Rangga mengangguk walau dirinya saja masih belum tahu rasa apa yang selalu mengusik dirinya beberapa hari ini, rasa yang terasa akrab namun kadang juga terasa asing.
"Gue bingung, selama ini gue selalu pengen Filla nyerah sama perasaannya buat gue, dan sekarang ketika dia melakukannya, dengan egois gue pengen dia balik." ucap Rangga mencoba jujur. "Gue ngerasa melakukan sesuatu yang tak termaafkan pada Filla, setiap harinya Kania yang gue pikir cinta pertama gue, malah semakin membuat gue ragu."
Putra memegang bahu Rangga, "Dari sekarang lo harus menemukan kemantapan itu untuk hati lo," ucap Putra.
"Udah, sekarang lupain semua masalah, makan sepuasnya gue teraktir," ucap Samuel dengan semangat.
"Udah Ngga, sekarang waktunya makan gratis,' ucap Putra antusias.
Rangga menghela napas, benar kata kedua sahabatnya, dirinya harus memantapkan hatinya secepat mungkin, mencari setiap kejanggalan yang terasa.
******
"Ngga, shopping yuk," ajak Kania sambil bergelayut manja pada lengan Rangga.
"Aku belum dapet uang bulanan, dan kerjaan sampingan aku belum stabil," ucap Rangga jujur, ia sudah sering mengorbankan uang sakunya hanya untuk keperluan belanja Kania.

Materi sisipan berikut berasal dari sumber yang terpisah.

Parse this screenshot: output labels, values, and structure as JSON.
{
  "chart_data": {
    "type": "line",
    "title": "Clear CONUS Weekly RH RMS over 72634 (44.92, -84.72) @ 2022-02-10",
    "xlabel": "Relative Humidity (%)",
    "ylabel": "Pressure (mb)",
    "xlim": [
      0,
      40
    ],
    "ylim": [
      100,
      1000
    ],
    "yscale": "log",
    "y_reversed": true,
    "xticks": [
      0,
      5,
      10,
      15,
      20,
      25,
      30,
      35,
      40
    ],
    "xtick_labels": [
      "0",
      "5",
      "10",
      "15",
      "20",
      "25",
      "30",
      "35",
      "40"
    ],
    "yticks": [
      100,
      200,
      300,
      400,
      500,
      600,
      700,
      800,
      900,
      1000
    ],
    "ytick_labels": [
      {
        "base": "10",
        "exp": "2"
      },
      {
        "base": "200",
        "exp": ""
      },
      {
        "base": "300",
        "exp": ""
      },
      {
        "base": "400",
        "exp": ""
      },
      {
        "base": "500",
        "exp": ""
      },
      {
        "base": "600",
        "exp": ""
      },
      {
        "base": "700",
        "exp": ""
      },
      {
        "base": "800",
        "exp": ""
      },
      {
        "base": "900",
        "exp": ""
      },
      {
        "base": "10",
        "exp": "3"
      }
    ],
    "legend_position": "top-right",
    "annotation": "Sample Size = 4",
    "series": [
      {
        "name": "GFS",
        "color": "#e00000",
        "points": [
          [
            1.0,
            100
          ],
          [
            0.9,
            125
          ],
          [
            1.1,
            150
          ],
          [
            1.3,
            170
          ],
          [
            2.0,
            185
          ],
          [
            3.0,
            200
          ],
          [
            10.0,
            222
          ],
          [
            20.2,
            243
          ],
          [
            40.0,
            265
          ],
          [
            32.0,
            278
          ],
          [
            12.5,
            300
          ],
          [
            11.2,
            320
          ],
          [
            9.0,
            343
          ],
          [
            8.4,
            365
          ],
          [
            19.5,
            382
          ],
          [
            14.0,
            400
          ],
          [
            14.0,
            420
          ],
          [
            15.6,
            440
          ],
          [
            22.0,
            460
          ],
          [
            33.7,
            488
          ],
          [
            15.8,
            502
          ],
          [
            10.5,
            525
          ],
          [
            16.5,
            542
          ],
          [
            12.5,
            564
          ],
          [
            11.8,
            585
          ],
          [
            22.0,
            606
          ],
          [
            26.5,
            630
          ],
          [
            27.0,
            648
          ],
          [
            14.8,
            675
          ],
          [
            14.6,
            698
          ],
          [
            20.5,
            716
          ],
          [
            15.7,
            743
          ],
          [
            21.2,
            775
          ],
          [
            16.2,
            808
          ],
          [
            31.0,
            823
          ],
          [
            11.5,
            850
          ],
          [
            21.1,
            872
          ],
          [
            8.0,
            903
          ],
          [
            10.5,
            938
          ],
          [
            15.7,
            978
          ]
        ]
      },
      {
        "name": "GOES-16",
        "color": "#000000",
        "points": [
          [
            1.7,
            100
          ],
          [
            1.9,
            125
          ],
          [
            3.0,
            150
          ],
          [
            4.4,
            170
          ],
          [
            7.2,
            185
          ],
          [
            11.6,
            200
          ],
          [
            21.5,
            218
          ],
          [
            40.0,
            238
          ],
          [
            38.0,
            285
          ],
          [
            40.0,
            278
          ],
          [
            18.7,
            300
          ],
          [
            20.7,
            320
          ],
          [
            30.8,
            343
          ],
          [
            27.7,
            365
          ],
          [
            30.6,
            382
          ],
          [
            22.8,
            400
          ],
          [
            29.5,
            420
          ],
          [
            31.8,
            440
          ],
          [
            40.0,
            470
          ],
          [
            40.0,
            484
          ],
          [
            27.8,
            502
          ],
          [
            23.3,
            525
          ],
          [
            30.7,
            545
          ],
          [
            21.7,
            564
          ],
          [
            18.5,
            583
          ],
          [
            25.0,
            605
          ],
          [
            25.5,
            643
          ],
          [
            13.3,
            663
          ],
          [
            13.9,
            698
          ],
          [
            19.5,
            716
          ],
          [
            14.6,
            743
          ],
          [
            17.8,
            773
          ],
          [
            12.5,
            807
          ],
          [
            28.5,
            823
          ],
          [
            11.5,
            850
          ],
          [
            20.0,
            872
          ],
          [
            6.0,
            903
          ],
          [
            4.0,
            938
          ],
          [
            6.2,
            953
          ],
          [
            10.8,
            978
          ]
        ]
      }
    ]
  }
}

Kania menghela napas, "Kamu gimana sih Ngga? Aku kalau nggak ke mal minggu ini, bisa stres," ucap Kania sambil melepas tangannya dari lengan Rangga dan kembali duduk dengan melipat tangan didepan dada. "Lagian kamu tuh harus fokus biar usaha kamu menghasilkan."
"Kalau kamu mau belanja, pakai duit kamu sendiri lah, aku nggak bisa selalu belanjain kamu," ucap Rangga tegas.
"Kok kamu gitu sih? Kamu kan pacar aku Ngga, sudah sewajarnya dong nyenengin aku, dan kesenangan aku ya belanja," ucap Kania.
Rangga menggeleng, "Kalau gini sekarang aku paham, kamu pacaran sama aku cuma mau bikin aku jadi ATM berjalan kan?" tanya Rangga.
Kania berdiri lalu menampar wajah Rangga, "Bereng***, asal kamu tahu, banyak diluar sana cowok yamg mau belanjain aku, bukan cuma kamu, paham," ucap Kania.
Rangga ikut berdiri, "Kalau gitu pacaran aja sama mereka, kita putus," Rangga meraih helmnya diatas meja lalu menaiki motornya.
"Inget ya Ngga, selangkah kamu pergi, kita nggak akan pernah balikan," ucap Kania.
Rangga tanpa perduli menjalankan motornya dengan kecepatan tinggi, meninggalkan Kania yang menatap tak percaya padanya.